The common theme across these features of baseball and OBP is that none of them can be equivalised to football. Unlike the batter vs pitcher duel, football is a team game, and thus it immediately becomes very difficult to utilise individual player statistics in any sort of meaningful way. It would be unfair to compare a striker who scores thirty goals a season but is his team's attacking spearhead with one who scores five but whose role is setting his teammates up. Unlike the largely static act of batting, football is filled with numerous, massive variables - the systems and formations employed by a player's team and the opposition they're facing etc. - all of which serve to further diminish the meaningful information that can be gleaned from statistics. Finally, almost everything in football is subjective. The microscopically thin line between a great tackle and a foul, what exactly constitutes a "goal scoring opportunity", and even that most ubiquitous of football stats, goals, are not always clear cut. OBP is completely objective - either a player gets on base, or he doesn't. There's no grey area.

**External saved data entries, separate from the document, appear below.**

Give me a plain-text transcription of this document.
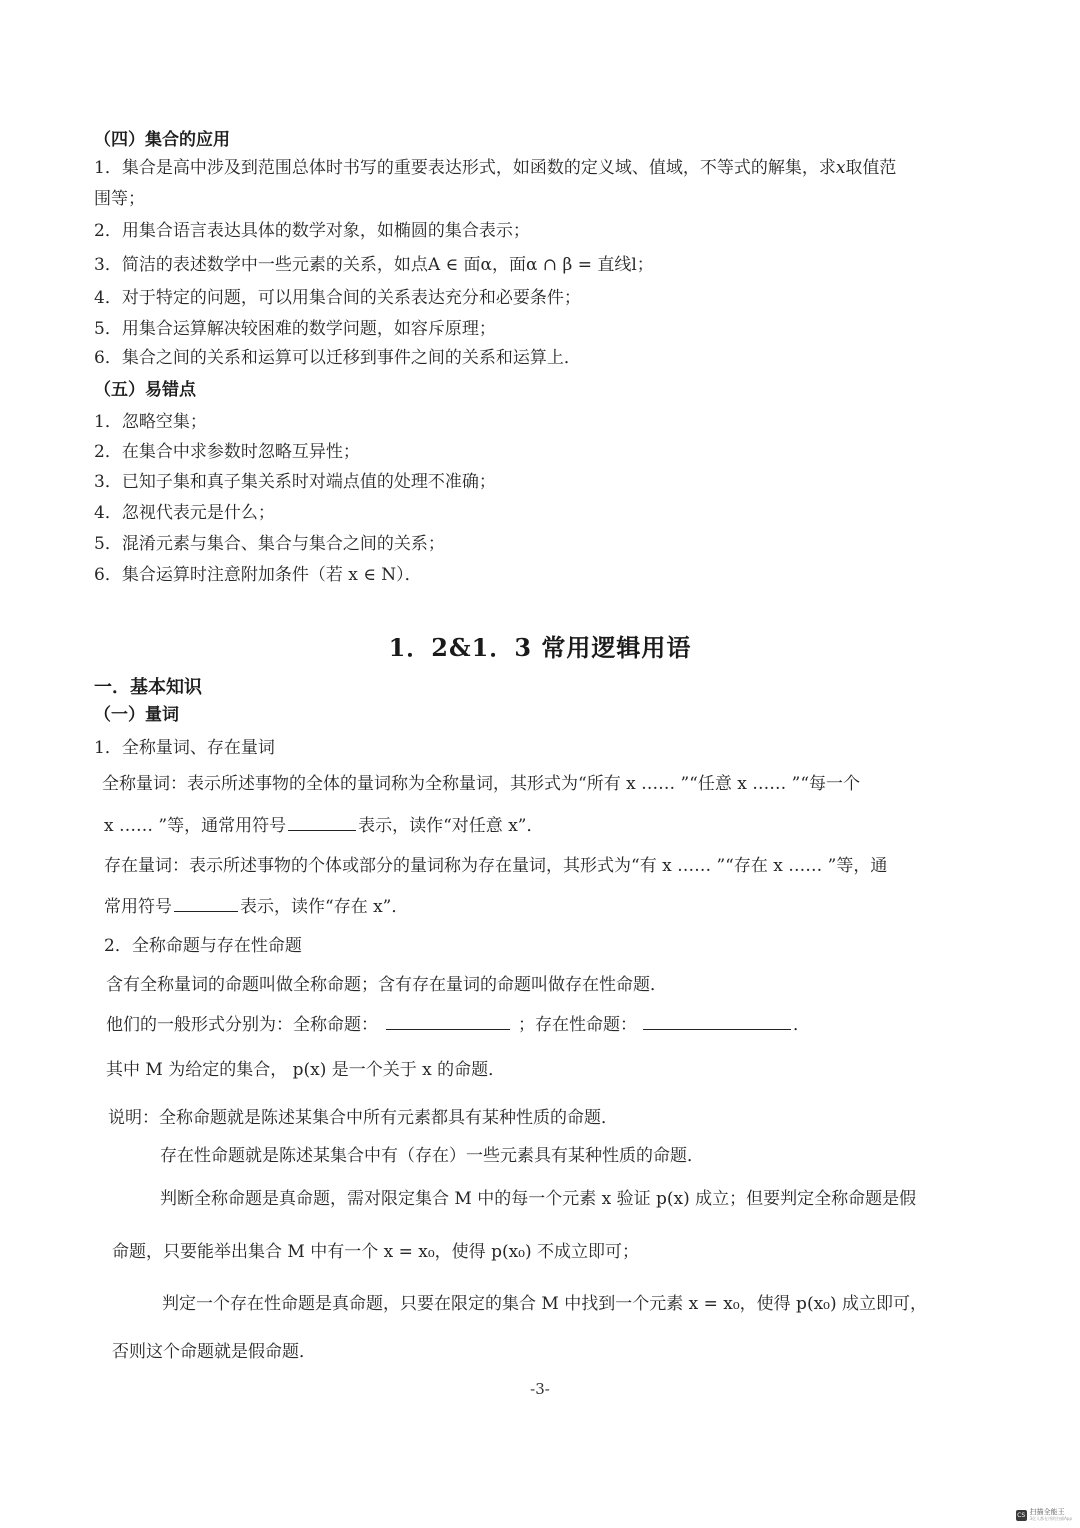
（四）集合的应用
1．集合是高中涉及到范围总体时书写的重要表达形式，如函数的定义域、值域，不等式的解集，求x取值范
围等；
2．用集合语言表达具体的数学对象，如椭圆的集合表示；
3．简洁的表述数学中一些元素的关系，如点A ∈ 面α，面α ∩ β = 直线l；
4．对于特定的问题，可以用集合间的关系表达充分和必要条件；
5．用集合运算解决较困难的数学问题，如容斥原理；
6．集合之间的关系和运算可以迁移到事件之间的关系和运算上．
（五）易错点
1．忽略空集；
2．在集合中求参数时忽略互异性；
3．已知子集和真子集关系时对端点值的处理不准确；
4．忽视代表元是什么；
5．混淆元素与集合、集合与集合之间的关系；
6．集合运算时注意附加条件（若 x ∈ N）．
1．2&1．3 常用逻辑用语
一．基本知识
（一）量词
1．全称量词、存在量词
全称量词：表示所述事物的全体的量词称为全称量词，其形式为“所有 x …… ”“任意 x …… ”“每一个
x …… ”等，通常用符号	表示，读作“对任意 x”．
存在量词：表示所述事物的个体或部分的量词称为存在量词，其形式为“有 x …… ”“存在 x …… ”等，通
常用符号	表示，读作“存在 x”．
2．全称命题与存在性命题
含有全称量词的命题叫做全称命题；含有存在量词的命题叫做存在性命题．
他们的一般形式分别为：全称命题：	；存在性命题：	．
其中 M 为给定的集合， p(x) 是一个关于 x 的命题．
说明：全称命题就是陈述某集合中所有元素都具有某种性质的命题．
存在性命题就是陈述某集合中有（存在）一些元素具有某种性质的命题．
判断全称命题是真命题，需对限定集合 M 中的每一个元素 x 验证 p(x) 成立；但要判定全称命题是假
命题，只要能举出集合 M 中有一个 x = x₀，使得 p(x₀) 不成立即可；
判定一个存在性命题是真命题，只要在限定的集合 M 中找到一个元素 x = x₀，使得 p(x₀) 成立即可，
否则这个命题就是假命题．
-3-
CS 扫描全能王
3亿人都在用的扫描App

The notion of using stats as the primary scouting technique in football is a complete non-starter. Whilst certain general rules - such as selling a player as soon as his ability begins to wane so as to maximise profit - are applicable, these tend to be examples of common sense rather than explicit directives. In truth, the fabled system of sabermetrics only fits the football transfer market if diluted to the point where it essentially becomes "find good players for cheap", an idiom which ranks alongside "score goals" and "don't concede" in terms of obviousness.
There's no doubting that FSG's ownership represents a huge step forward for Liverpool, but for it to be a successful relationship, it's vital that Henry and co view these first years as a learning process for themselves about football, rather than an education for the club about sabermetrics.